Novel 2,7-Substituted (S)-1,2,3,4-Tetrahydroisoquinoline-3-carboxylic Acids: Peroxisome Proliferator-Activated Receptor γ Partial Agonists with Protein-Tyrosine Phosphatase 1B Inhibition

A novel series of 2,7-substituted 1,2,3,4-tetrahydroisoquinoline-3-carboxylic acid derivatives were synthesized and biologically evaluated. (S)-2-(2-Furylacryloyl)-7-[2-(2-methylindane-2-yl)-5-methyloxazol-4-yl]methoxy-1,2,3,4-tetrahydroisoquinoline-3-carboxylic acid tert-butylamine salt (13jE) was identified as a potent human peroxisome proliferator-activated receptor gamma (PPAR gamma)-selective agonist (EC50=85nm) and human protein-tyrosine phosphatase 1B (PTP-1B) inhibitor (IC50=1.0 mu m).
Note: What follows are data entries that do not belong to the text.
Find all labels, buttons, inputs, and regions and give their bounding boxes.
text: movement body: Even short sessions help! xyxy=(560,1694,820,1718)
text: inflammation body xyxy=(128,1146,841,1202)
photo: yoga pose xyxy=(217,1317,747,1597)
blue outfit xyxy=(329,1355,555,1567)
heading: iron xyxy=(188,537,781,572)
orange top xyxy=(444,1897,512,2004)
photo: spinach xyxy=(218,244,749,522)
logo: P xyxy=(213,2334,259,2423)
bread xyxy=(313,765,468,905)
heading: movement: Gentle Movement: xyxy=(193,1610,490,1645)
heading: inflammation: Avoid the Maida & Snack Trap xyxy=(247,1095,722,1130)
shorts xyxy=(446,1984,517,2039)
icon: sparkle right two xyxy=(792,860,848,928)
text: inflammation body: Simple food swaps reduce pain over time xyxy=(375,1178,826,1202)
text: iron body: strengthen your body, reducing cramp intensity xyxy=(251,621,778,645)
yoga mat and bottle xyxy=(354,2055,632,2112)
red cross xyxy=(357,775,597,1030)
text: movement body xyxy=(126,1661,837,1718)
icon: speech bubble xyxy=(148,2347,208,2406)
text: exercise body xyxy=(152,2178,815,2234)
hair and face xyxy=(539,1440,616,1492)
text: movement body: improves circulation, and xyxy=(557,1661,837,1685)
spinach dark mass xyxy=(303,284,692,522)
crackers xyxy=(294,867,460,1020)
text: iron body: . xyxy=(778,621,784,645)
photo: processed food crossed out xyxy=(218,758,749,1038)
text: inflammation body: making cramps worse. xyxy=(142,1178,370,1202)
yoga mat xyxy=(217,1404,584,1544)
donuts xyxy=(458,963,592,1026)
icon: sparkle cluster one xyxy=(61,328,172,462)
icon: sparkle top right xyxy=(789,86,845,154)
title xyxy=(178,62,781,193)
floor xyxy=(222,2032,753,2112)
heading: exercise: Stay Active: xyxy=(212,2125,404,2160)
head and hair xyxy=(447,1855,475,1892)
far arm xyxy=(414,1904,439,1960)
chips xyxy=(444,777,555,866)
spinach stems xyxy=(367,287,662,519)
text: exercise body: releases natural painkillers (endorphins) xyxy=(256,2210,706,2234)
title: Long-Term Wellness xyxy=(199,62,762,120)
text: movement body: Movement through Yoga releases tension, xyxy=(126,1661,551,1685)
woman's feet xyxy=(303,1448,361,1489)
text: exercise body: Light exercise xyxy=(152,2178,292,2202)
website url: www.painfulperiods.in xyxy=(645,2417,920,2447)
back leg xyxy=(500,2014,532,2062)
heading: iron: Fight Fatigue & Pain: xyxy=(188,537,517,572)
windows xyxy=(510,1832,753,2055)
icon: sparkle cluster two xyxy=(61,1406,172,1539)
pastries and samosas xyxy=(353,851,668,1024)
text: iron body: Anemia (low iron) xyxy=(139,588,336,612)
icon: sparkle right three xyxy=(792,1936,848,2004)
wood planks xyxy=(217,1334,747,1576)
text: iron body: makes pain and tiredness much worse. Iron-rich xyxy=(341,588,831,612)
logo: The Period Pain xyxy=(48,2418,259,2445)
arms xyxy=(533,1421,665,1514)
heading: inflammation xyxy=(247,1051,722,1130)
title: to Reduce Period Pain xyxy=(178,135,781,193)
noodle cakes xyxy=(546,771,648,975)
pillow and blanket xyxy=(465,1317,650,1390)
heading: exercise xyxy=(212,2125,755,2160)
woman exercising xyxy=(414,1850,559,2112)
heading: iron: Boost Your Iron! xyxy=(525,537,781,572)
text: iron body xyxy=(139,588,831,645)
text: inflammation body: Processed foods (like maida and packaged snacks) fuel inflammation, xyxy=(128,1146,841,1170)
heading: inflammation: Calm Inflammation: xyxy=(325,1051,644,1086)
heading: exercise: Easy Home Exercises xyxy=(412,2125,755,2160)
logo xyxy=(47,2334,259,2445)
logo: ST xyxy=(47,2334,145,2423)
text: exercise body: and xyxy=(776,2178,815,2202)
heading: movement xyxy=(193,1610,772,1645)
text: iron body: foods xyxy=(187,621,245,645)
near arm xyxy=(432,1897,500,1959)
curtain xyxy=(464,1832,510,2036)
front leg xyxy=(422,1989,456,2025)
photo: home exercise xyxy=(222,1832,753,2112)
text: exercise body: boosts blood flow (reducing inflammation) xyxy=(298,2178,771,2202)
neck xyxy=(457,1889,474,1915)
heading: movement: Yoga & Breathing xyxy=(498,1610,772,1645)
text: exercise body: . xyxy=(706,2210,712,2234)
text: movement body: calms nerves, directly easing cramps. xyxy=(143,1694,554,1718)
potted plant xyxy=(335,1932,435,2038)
Compound 13jE partially activated PPAR gamma, but not PPAR alpha or PPAR delta, and antagonized farglitazar, a full PPAR gamma agonist. C-max after the oral administration of 13jE at 10 mg/kg was 28.6 mu g/mL (53 mu m) in male Sprague-Dawley (SD) rats. Repeated administration of 13jE and rosiglitazone for 14d at 10 mg/kg/d decreased plasma glucose and triglyceride levels significantly in male KK-A(y) mice. Rosiglitazone, but not 13jE, significantly increased the plasma volume and liver weight. In conclusion, 13jE showed stronger hypoglycemic and hypolipidemic effects and weaker hemodilution and hepatotoxic effects than rosiglitazone, suggesting that its safer efficacy may be due to its partial PPAR gamma agonism and PTP-1B inhibition.